When in June, 1872, the foreclosure of the mortgage to the Delaware & Hudson Canal Company was made absolute, they became the owners of the equity of redemption in B and S; their debt of §52,000 against Black, Wilson & Co., which was represented and secured by that mortgage, was *14paid; by decree of court the equity was made to stand for that precise debt and for no other; if no one of those to whom the privilege of redemption was given chose to exercise it, the Delawaae & Hudson Canal Company took the equity with the attendant possibilities as to an increase or diminution in value. But Barnum held a prior mortgage upon R and S, by means of which he could extinguish that equity; of necessity they paid him $29,000 for his title to R and S, together with his title to P. Surely this last sum, paid six months after absolute foreclosure of R and S, did not enter into and was not represented by that decree; and as by it they already held the entire equity for $52,000, it is not to be presumed that they paid $29,000 more for a right, with the intent to merge and lose it in that which they already held. On the contrary it is to be presumed, so far as R and S are concerned, that the mortgage title purchased from Barnum is of value to them, certainly in securing the re-payment of the money paid for it, possibly as fortifying what may prove to be a defective title to the equity; and it is a title which they may sell.

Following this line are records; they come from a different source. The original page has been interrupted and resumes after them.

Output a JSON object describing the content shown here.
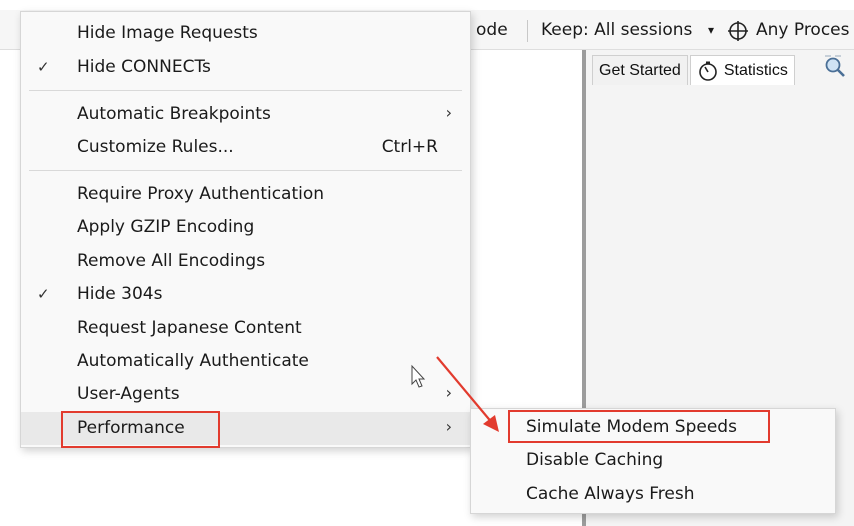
{
  "toolbar": {
    "stream_partial": "ode",
    "keep_label": "Keep: All sessions",
    "keep_dropdown_glyph": "▾",
    "process_label": "Any Proces"
  },
  "tabs": [
    {
      "label": "Get Started"
    },
    {
      "label": "Statistics"
    }
  ],
  "menu": {
    "check_glyph": "✓",
    "arrow_glyph": "›",
    "items": [
      {
        "label": "Hide Image Requests",
        "checked": false
      },
      {
        "label": "Hide CONNECTs",
        "checked": true
      },
      {
        "label": "Automatic Breakpoints",
        "submenu": true
      },
      {
        "label": "Customize Rules...",
        "shortcut": "Ctrl+R"
      },
      {
        "label": "Require Proxy Authentication"
      },
      {
        "label": "Apply GZIP Encoding"
      },
      {
        "label": "Remove All Encodings"
      },
      {
        "label": "Hide 304s",
        "checked": true
      },
      {
        "label": "Request Japanese Content"
      },
      {
        "label": "Automatically Authenticate"
      },
      {
        "label": "User-Agents",
        "submenu": true
      },
      {
        "label": "Performance",
        "submenu": true,
        "highlighted": true
      }
    ]
  },
  "submenu": {
    "items": [
      {
        "label": "Simulate Modem Speeds"
      },
      {
        "label": "Disable Caching"
      },
      {
        "label": "Cache Always Fresh"
      }
    ]
  },
  "colors": {
    "annotation_red": "#e23b2e",
    "menu_bg": "#f9f9f9",
    "highlight_bg": "#e9e9e9"
  }
}
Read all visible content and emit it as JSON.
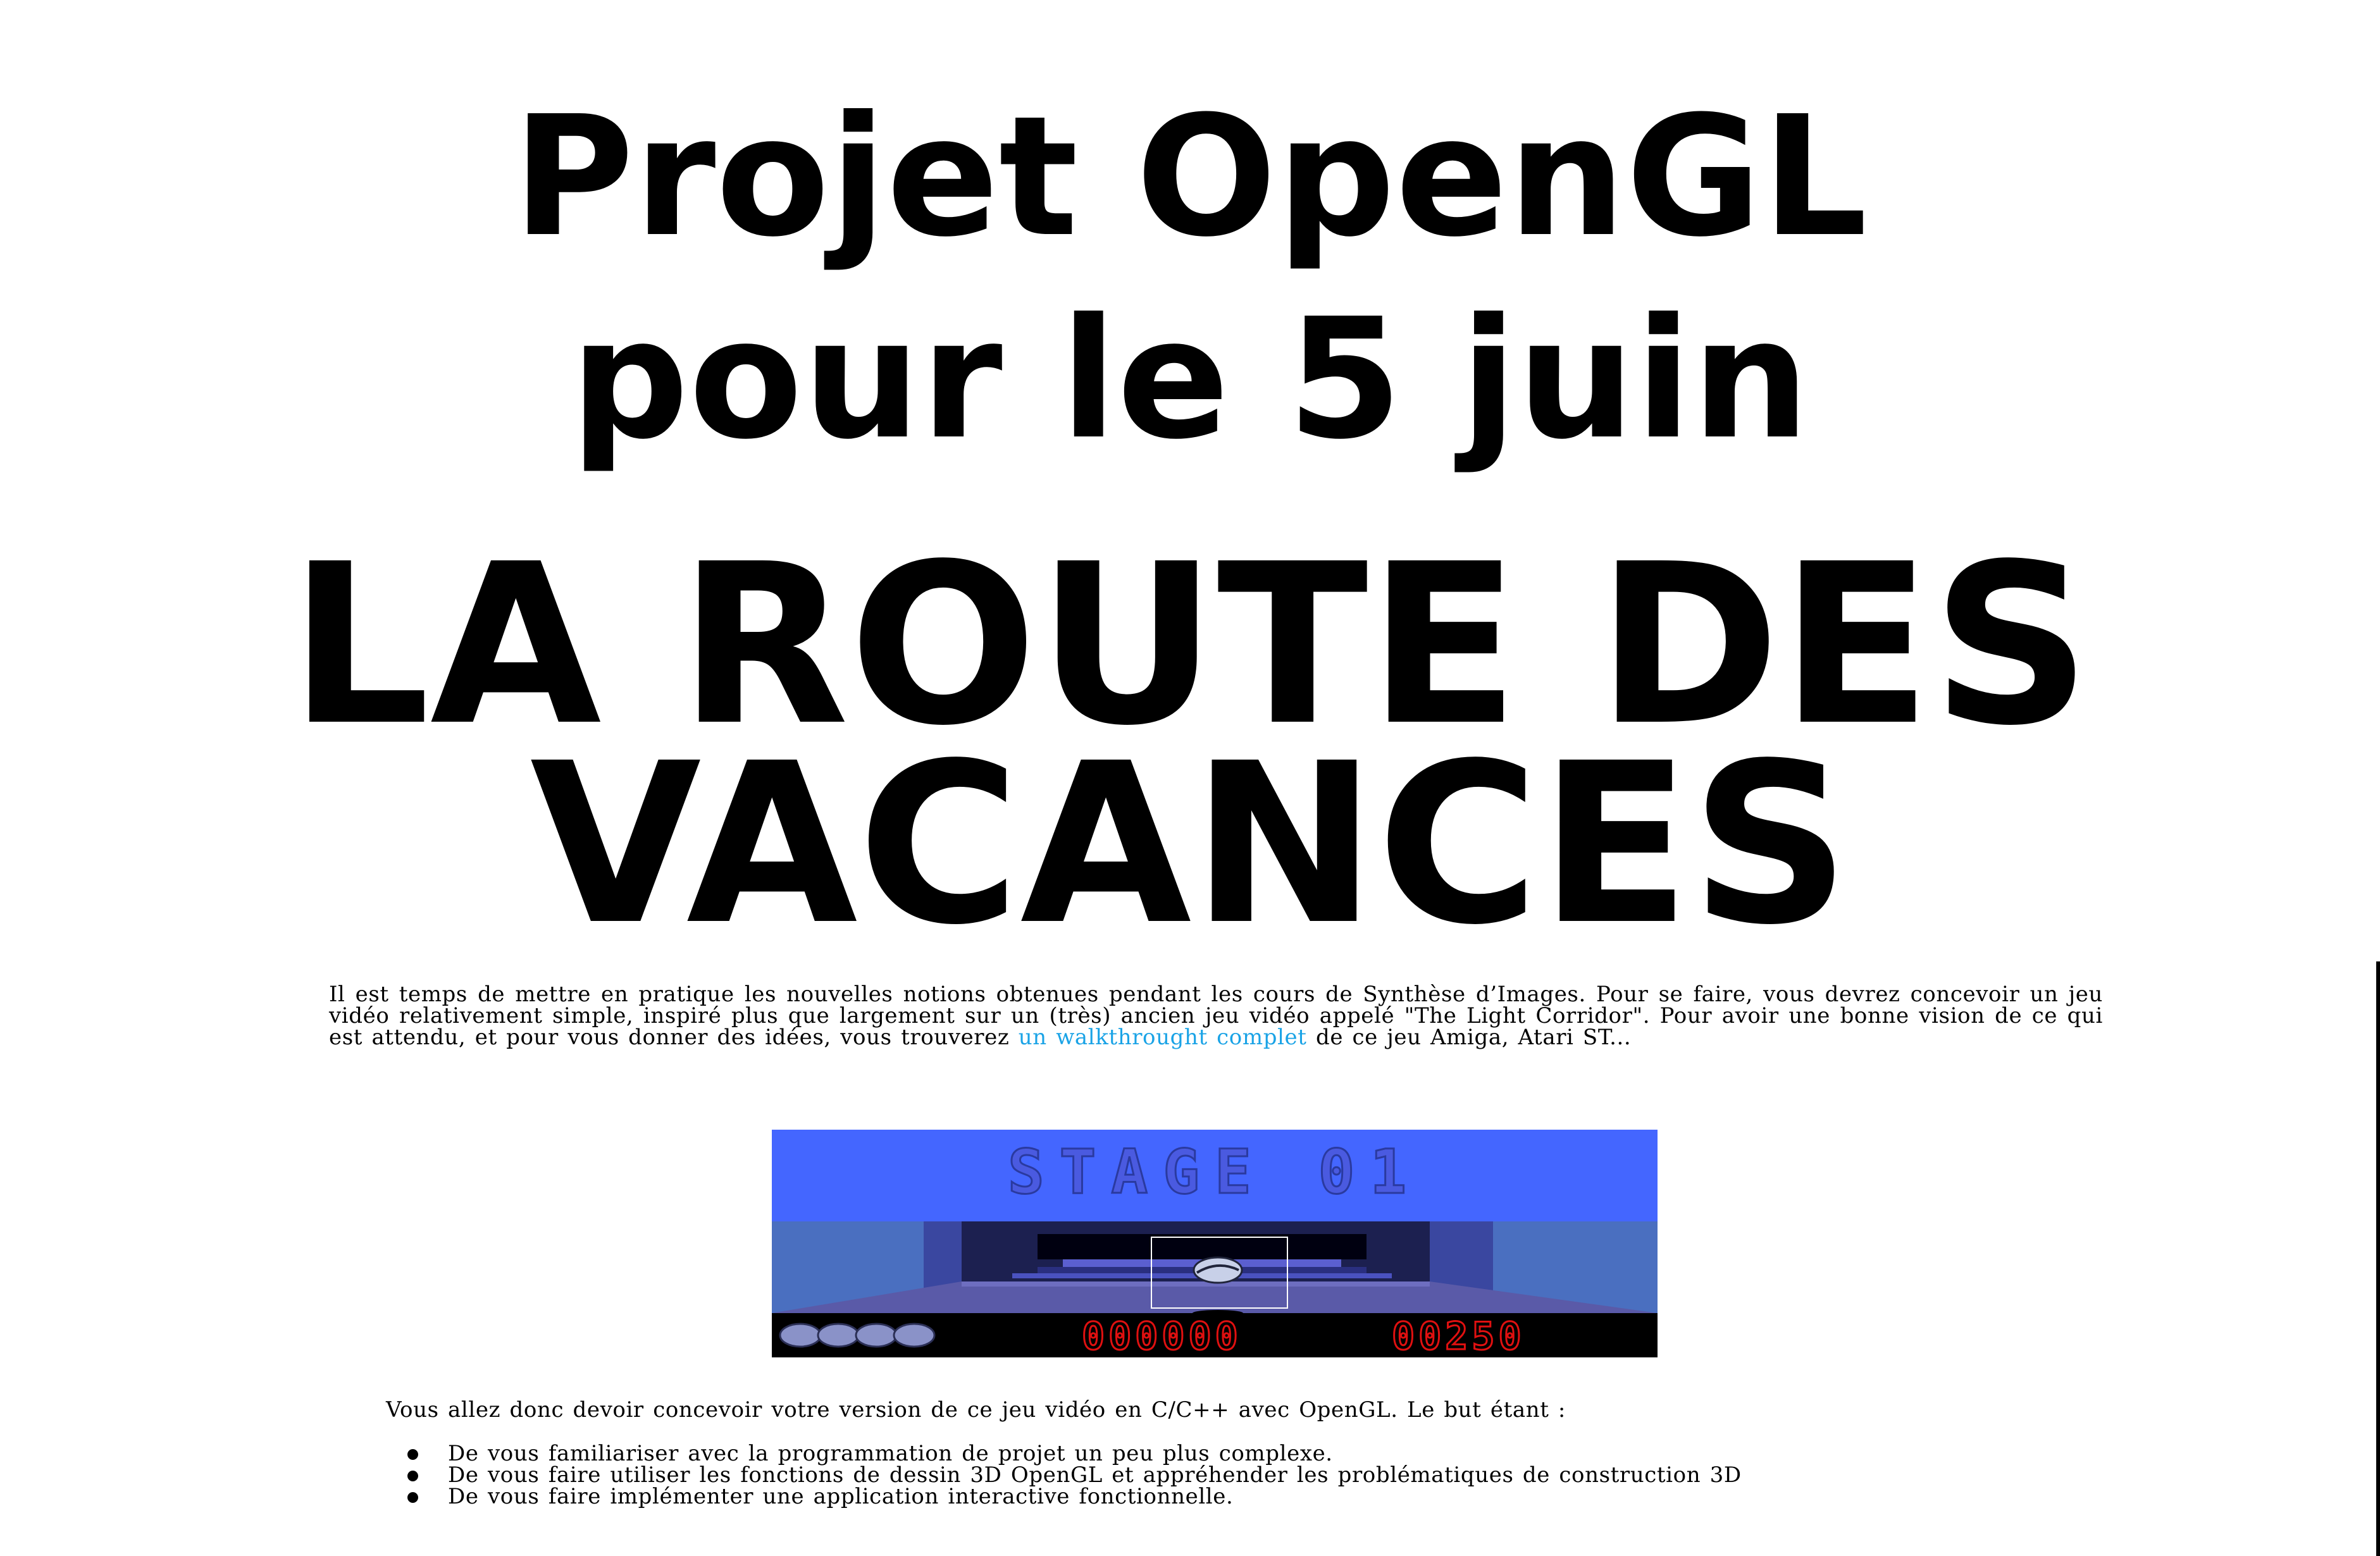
{
  "titles": {
    "line1": "Projet OpenGL",
    "line2": "pour le 5 juin",
    "line3": "LA ROUTE DES",
    "line4": "VACANCES"
  },
  "intro": {
    "text_before_link": "Il est temps de mettre en pratique les nouvelles notions obtenues pendant les cours de Synthèse d’Images. Pour se faire, vous devrez concevoir un jeu vidéo relativement simple, inspiré plus que largement sur un (très) ancien jeu vidéo appelé \"The Light Corridor\". Pour avoir une bonne vision de ce qui est attendu, et pour vous donner des idées, vous trouverez ",
    "link_text": "un walkthrought complet",
    "text_after_link": " de ce jeu Amiga, Atari ST..."
  },
  "game_screenshot": {
    "stage_text": "STAGE 01",
    "score_left": "000000",
    "score_right": "00250",
    "colors": {
      "sky": "#4466ff",
      "corridor_wall": "#4a6fc0",
      "floor": "#5a5aa8",
      "hud_background": "#000000",
      "hud_digits": "#e01010"
    }
  },
  "body": {
    "para2": "Vous allez donc devoir concevoir votre version de ce jeu vidéo en C/C++ avec OpenGL. Le but étant :",
    "bullets": [
      "De vous familiariser avec la programmation de projet un peu plus complexe.",
      "De vous faire utiliser les fonctions de dessin 3D OpenGL et appréhender les problématiques de construction 3D",
      "De vous faire implémenter une application interactive fonctionnelle."
    ]
  }
}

By virtue of his mortgage upon P, Barnum could have extinguished the equity therein; the Delaware & Hudson Canal Company bought this right for a valuable consideration; it is difficult to see how it has been destroyed in passing to them for value; equally difficult to see how Bonnell, as the owner of that equity under his levy, can destroy their right or 'force them to obtain the money which they paid for it from the equity in R and S, of which they had been for six months the absolute owners by decree of court for full consideration, to wit, a debt against Black, Wilson & Co.

And this purchased mortgage upon P, valuable as security for a debt, has not been lost by falling into a superior estate held by them therein, for they had none; it is not susceptible of being merged in their equity in R and S; the two rights concern different pieces of land; they cannot he brought into a state of legal coincidence; and even if this were not so, in a case where it is so manifestly their right and for their interest to preserve their mortgage title to P intact, for the *15security of perhaps the whole, at least of a part, of the price paid therefor, a court of equity will not infer an intent to merge and lose it in the equity in R and S taken for another debt. Lockwood v. Sturdevant, 6 Conn., 373; Mallory v. Hitchcock, 29 id., 127; Hunt v. Hunt, 14 Pick., 383; Savage v. Hall, 12 Gray, 364; Stanton v. Thompson, 49 N. Hamp., 277.

It is found in 1877 that in 1872 the joint value of R and S was $100,000; that is about $18,000 more than the aggregate amount of the debt due to the Delaware & Hudson Canal Company, and of the sums paid to Barnum for his mortgage upon P, R and S; and Bonnell insists that therefore they have no equitable lien upon P.

He was a subsequent mortgagee of R and S; he was made a respondent in the petition for foreclosure; he had his day in court and opportunity for redemption; he declined to avail himself of it; presumably he did not regard it as a valuable privilege; he preferred to allow them to take the chance of obtaining their debt from the property. It is also found that the appraised value of R and S in 1877 is only $40,000; he is not therefore now in a position' as between himself and them- to force the mortgage resting upon P and R, wholly upon R.

There is no error in the decree complained of.

In this opinion the other judges concurred.